I just bought my first high powered laser all my lasers before are 15mw< If I could have some tips too that would be great.
http://www.laserpointerpro.com/5-in...eidoscopic-green-laser-pointer-pen-p-308.html
^That is the one I bought. I know its cheap but I do not have much money but I am still trying to expand my collection.

I want to know if I need safety glasses for a 100mw green laser. If I do which ones do you guys like?


----------



## Son_of_Entropy (Dec 1, 2015)

Yes, I'd say almost universally yes. Any laser between 5-499mw is considered a Class IIIB laser, posing a "moderate" risk to vision. The intensity of the beam can cause damage to your eye faster than your "blink reflex" can act to protect it. 

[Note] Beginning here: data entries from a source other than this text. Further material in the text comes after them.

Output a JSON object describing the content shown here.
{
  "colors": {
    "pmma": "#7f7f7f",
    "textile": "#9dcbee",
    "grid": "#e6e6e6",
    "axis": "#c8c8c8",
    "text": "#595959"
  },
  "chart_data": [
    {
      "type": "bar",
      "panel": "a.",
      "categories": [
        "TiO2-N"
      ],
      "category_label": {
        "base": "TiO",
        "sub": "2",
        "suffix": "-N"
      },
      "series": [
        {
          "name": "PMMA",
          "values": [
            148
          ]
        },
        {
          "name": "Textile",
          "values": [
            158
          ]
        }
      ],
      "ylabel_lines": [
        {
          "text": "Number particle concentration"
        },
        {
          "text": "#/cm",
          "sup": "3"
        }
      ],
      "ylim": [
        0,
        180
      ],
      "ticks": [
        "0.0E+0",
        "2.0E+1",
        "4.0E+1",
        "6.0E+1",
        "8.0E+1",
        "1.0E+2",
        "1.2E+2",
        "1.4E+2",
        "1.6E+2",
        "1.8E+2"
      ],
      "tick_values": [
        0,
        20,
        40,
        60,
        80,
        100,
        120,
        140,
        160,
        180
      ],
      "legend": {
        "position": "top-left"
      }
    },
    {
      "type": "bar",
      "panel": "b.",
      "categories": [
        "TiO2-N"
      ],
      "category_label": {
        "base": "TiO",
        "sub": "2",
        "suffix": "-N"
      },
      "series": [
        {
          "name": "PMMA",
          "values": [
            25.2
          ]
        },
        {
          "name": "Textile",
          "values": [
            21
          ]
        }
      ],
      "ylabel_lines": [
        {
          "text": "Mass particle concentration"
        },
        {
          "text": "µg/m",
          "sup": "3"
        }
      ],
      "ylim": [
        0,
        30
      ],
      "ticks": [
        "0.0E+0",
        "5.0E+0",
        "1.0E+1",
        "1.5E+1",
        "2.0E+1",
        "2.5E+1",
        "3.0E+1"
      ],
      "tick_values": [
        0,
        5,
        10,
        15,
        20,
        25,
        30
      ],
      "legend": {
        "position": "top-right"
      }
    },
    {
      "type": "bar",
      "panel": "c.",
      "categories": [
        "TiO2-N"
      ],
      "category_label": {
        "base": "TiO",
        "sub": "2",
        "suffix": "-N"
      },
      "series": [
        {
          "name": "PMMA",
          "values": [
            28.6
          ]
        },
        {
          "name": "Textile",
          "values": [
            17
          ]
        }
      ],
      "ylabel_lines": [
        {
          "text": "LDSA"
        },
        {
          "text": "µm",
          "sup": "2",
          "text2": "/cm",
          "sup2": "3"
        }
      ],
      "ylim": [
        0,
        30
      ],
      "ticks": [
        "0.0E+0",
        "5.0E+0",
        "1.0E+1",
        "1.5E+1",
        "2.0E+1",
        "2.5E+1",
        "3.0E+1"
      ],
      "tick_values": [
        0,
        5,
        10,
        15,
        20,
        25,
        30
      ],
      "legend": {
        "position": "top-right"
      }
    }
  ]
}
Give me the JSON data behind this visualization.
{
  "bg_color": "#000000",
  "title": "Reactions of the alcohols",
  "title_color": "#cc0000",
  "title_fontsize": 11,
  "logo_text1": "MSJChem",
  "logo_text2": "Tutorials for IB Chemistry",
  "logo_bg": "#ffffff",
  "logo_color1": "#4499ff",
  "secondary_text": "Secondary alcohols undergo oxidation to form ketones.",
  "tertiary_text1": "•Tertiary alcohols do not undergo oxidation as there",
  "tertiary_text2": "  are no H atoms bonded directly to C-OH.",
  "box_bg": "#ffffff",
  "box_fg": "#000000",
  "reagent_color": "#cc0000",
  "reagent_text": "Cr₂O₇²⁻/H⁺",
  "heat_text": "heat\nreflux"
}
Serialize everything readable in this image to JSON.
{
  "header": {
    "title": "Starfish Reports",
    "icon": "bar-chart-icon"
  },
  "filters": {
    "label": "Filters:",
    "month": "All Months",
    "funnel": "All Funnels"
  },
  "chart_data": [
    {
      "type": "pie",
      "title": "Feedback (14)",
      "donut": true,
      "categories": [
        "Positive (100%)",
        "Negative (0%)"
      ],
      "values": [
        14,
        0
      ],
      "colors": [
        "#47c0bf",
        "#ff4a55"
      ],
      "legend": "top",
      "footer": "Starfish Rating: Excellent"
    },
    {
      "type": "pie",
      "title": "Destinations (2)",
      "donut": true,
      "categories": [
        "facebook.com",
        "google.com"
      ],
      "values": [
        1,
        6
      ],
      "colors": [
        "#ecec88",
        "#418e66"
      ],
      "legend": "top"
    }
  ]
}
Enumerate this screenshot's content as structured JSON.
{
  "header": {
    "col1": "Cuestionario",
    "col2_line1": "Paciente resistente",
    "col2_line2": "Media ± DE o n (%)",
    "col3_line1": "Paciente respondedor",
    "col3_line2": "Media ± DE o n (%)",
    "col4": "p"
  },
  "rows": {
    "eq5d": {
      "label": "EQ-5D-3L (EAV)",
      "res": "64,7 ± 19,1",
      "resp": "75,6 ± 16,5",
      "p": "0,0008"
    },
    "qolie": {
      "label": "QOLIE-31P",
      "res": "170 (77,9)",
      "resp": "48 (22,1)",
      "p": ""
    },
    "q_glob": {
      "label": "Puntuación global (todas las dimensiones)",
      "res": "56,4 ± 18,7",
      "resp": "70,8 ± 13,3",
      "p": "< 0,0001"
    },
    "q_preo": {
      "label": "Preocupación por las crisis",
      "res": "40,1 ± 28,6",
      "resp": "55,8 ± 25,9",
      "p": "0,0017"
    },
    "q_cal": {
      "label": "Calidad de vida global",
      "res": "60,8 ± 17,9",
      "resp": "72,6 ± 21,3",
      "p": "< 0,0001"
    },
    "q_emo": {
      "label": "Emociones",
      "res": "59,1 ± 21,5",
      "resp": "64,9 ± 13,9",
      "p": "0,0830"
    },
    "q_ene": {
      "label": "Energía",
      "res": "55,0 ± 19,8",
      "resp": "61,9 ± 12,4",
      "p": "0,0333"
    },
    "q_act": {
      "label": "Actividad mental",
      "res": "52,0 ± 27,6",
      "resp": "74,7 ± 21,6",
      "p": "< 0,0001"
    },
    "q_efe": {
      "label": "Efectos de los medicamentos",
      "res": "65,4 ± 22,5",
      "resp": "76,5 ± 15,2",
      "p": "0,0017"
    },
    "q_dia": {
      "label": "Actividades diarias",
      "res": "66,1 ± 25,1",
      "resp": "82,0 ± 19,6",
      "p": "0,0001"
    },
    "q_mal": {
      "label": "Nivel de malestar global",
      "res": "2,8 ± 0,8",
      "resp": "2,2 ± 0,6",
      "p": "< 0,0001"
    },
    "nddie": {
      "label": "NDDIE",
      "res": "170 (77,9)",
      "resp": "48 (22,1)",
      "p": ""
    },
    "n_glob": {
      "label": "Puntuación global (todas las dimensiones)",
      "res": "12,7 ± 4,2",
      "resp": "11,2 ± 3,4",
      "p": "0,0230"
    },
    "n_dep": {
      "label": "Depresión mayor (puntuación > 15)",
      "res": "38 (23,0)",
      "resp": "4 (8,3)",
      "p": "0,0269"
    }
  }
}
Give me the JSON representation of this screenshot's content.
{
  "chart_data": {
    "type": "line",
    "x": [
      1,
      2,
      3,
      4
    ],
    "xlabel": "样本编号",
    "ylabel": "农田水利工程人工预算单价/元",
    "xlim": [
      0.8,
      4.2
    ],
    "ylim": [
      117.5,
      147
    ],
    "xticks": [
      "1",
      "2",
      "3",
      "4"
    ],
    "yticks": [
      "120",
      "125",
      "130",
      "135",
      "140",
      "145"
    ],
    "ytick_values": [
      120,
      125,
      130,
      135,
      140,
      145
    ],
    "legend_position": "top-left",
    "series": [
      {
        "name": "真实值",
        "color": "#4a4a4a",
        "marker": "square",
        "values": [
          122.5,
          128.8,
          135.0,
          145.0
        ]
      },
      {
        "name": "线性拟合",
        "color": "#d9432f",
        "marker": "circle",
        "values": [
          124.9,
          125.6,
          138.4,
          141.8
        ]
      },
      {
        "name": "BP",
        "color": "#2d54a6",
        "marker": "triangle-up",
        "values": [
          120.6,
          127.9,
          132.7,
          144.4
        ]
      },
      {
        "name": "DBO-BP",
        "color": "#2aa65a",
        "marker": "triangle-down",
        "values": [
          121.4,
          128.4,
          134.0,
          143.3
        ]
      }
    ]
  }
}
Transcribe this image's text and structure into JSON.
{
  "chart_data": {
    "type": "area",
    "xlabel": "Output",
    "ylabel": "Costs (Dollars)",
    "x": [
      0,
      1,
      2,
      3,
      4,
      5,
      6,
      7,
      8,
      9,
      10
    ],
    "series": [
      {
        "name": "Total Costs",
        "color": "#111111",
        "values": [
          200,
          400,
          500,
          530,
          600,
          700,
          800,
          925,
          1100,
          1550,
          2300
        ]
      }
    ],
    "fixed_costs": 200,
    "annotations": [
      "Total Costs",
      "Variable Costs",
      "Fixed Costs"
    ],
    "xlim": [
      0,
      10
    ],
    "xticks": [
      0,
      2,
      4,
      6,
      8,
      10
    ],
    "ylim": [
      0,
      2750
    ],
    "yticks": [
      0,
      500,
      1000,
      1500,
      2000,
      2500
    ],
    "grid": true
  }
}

As for make/model, here's a few examples:

_*link removed_


----------



## m4ttr3il1y (Feb 14, 2016)

I would definitely recommend safety glasses for a 100mW laser


----------



## larrykings (Mar 6, 2016)

When green laser gets output power of up 50mW, it can produce extremely high power laser beam with high energy. During its continuous work, it might product thermal energy, bringing hurts to retina seriously. Any operation of 100mW green laser, do remember to wear laser safety goggles.


----------



## RafaelMum (Mar 4, 2017)

*Just bought a 100mw green laser*

This is my second green laser. First was Atlas Nova 32mw. Got this as its easier to carry around due to the compact size.


----------



## FRITZHID (Mar 5, 2017)

*Re: Just bought a 100mw green laser*

the bigger concern with these cheap lasers is they often lack the IR filter that quality lasers have, and the IR beam comes out slightly off axis of the green beam meaning that you could put the green dot on someones forehead and the IR beam COULD BE GOING DIRECTLY IN THEIR EYES, however, cause IR is invisible, it won't activate the blink reflex. it will simply softboil their eyes.
yes on laser glasses and don't point it near anyone.


----------



## MadTaffCat (Mar 16, 2017)

Although 100mw is not massively powerful different that power is very concentrated, i.e. the actual power per square cm can be very high.

Also, different people have different sensitivity to bright light with some people getting retina damage very quickly. And retinas are very complex (they do some of the image processing before the information is sent to the brain) and so do not heal very well.

So the choice is yours - wear a cheap pair of protective glasses, or risk losing an irreplaceable eye.


----------